The issue of affirmative action may soon find itself again before the Supreme Court of the United States.

university of texas-austin

Court watchers will remember that it was just recently (a little more than a year ago) that the Court took up the issue, in the case of Fisher v. University of Texas at Austin. Despite what some may have been looking for in a broad, sweeping denunciation or approval of using race-based factors in college admissions, the Court decided to remand, or send the issue back down to the circuit court so that the case could be “considered and judged under a correct analysis.”

And the deliberations of the United States Court of Appeals for the Fifth Circuit have just come to an end.

In a lengthy, 41-page opinion, the majority composed of Patrick Higginbotham and Carolyn King, rendered an interesting (and for the non-lawyerly classes, mightily tiresome) reading.

At its essence, the 2-judge majority rejected the challenge by Fisher, upholding the University’s admissions regimen. The Court found that “to deny UT Austin its limited use of race in its search for holistic diversity would hobble the richness of the educational experience” at the flagship institution.

The Fifth Circuit concluded that “universities may use race as part of a holistic admissions program where it cannot otherwise achieve diversity. This interest is compelled by the reality that university education is more the shaping of lives than the filling of heads with facts – the classic assertion of the humanities.”

Indeed, the majority reaffirmed Justice Kennedy’s sentiments in the Fisher case: “Attainment of a diverse student body … serves values beyond race alone, including enhanced classroom dialogue and the lessening of racial isolation.”
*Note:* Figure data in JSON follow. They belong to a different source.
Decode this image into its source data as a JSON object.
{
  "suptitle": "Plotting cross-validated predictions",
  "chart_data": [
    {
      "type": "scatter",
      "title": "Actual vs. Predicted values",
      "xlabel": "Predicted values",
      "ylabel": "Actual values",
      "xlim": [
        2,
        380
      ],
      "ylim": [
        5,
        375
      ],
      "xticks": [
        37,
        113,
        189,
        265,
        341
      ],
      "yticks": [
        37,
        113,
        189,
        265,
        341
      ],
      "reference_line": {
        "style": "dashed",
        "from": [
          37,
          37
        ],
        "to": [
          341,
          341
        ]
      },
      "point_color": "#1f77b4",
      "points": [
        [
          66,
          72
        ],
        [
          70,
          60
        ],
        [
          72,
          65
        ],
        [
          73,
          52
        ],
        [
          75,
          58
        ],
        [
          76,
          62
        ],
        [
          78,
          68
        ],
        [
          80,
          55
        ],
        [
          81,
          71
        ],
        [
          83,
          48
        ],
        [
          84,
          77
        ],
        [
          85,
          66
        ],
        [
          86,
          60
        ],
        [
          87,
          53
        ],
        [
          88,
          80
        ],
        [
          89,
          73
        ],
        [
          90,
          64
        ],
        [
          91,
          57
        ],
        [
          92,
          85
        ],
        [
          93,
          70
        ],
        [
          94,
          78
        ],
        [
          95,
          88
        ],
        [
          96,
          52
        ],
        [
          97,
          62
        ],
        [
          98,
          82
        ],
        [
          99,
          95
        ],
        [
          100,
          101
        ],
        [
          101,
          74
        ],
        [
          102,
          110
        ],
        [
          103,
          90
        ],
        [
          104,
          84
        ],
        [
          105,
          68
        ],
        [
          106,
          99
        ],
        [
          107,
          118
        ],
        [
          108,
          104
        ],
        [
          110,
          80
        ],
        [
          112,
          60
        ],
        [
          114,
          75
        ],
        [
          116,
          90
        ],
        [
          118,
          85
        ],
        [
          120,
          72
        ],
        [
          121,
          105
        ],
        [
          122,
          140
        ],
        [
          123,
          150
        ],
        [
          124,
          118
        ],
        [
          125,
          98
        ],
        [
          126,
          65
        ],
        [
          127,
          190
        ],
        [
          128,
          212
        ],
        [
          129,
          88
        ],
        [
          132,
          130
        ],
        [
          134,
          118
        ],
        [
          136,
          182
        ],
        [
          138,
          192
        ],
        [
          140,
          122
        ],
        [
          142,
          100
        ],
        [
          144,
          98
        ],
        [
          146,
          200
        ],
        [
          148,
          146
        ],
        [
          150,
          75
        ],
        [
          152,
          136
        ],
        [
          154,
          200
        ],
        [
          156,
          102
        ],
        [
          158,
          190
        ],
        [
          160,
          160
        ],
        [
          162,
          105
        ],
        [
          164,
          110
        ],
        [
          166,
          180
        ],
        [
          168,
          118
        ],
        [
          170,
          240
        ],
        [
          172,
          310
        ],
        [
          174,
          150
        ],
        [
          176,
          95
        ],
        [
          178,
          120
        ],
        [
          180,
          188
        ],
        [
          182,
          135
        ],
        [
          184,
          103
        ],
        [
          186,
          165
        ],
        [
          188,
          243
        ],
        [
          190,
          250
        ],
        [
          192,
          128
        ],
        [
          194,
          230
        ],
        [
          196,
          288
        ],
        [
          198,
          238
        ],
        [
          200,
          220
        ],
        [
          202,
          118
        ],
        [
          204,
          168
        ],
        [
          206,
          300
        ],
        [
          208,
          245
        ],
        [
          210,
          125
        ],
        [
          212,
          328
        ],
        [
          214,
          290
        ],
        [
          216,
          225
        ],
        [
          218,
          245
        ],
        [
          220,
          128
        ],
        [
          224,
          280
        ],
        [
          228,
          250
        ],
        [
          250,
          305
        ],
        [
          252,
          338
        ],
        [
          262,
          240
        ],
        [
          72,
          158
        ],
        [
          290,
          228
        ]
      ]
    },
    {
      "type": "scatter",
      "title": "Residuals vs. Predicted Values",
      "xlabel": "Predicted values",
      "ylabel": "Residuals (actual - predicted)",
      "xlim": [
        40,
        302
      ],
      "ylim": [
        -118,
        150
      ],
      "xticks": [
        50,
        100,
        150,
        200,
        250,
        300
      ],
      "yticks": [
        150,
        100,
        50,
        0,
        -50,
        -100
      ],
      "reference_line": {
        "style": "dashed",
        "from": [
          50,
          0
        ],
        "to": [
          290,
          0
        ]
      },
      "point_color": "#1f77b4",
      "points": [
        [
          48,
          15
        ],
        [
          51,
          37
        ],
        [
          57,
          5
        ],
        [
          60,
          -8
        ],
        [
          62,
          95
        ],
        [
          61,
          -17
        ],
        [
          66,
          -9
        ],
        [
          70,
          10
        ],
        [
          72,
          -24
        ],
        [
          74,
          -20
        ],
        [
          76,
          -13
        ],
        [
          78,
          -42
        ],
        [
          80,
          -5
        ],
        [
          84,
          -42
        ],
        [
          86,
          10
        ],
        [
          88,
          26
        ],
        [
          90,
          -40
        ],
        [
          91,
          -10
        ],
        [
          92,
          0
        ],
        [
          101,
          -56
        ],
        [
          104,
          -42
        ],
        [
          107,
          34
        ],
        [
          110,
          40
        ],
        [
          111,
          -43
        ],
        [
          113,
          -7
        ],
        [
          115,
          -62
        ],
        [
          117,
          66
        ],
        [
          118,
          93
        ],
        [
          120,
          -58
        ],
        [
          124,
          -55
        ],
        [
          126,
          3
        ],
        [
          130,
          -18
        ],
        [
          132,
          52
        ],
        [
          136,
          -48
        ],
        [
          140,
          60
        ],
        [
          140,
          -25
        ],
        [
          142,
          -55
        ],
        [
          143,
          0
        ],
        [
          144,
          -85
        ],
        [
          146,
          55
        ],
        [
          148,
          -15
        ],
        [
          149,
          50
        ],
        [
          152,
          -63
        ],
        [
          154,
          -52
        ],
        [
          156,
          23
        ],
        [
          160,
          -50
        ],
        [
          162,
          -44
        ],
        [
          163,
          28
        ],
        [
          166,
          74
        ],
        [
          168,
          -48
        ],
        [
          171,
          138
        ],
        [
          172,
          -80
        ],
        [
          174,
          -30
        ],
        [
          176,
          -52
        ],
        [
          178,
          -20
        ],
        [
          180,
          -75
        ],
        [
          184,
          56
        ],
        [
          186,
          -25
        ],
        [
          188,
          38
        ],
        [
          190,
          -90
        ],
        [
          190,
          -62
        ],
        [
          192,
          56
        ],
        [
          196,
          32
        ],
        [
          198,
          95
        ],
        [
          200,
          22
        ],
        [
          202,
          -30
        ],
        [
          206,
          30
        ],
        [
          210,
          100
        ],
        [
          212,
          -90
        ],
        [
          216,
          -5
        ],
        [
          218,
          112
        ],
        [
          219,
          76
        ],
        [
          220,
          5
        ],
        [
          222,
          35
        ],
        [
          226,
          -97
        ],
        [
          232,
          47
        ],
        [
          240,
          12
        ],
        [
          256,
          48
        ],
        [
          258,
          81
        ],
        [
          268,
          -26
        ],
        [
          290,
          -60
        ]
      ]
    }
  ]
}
The trend (since the famous Grutter decision) in cases that have made their way through the federal pipeline up to the Supreme Court is that a court’s judicial calculus should be largely deferential to the university’s expertise in trying to enrich the collegiate environment.

This type of respect for the university may be well-justified; after all, no judge is trained to evaluate the efficacy of an admissions program, but an appeal to the entire Fifth Circuit en banc, or to the Supreme Court itself will shed light on whether the Fifth Circuit arrived at the right conclusion.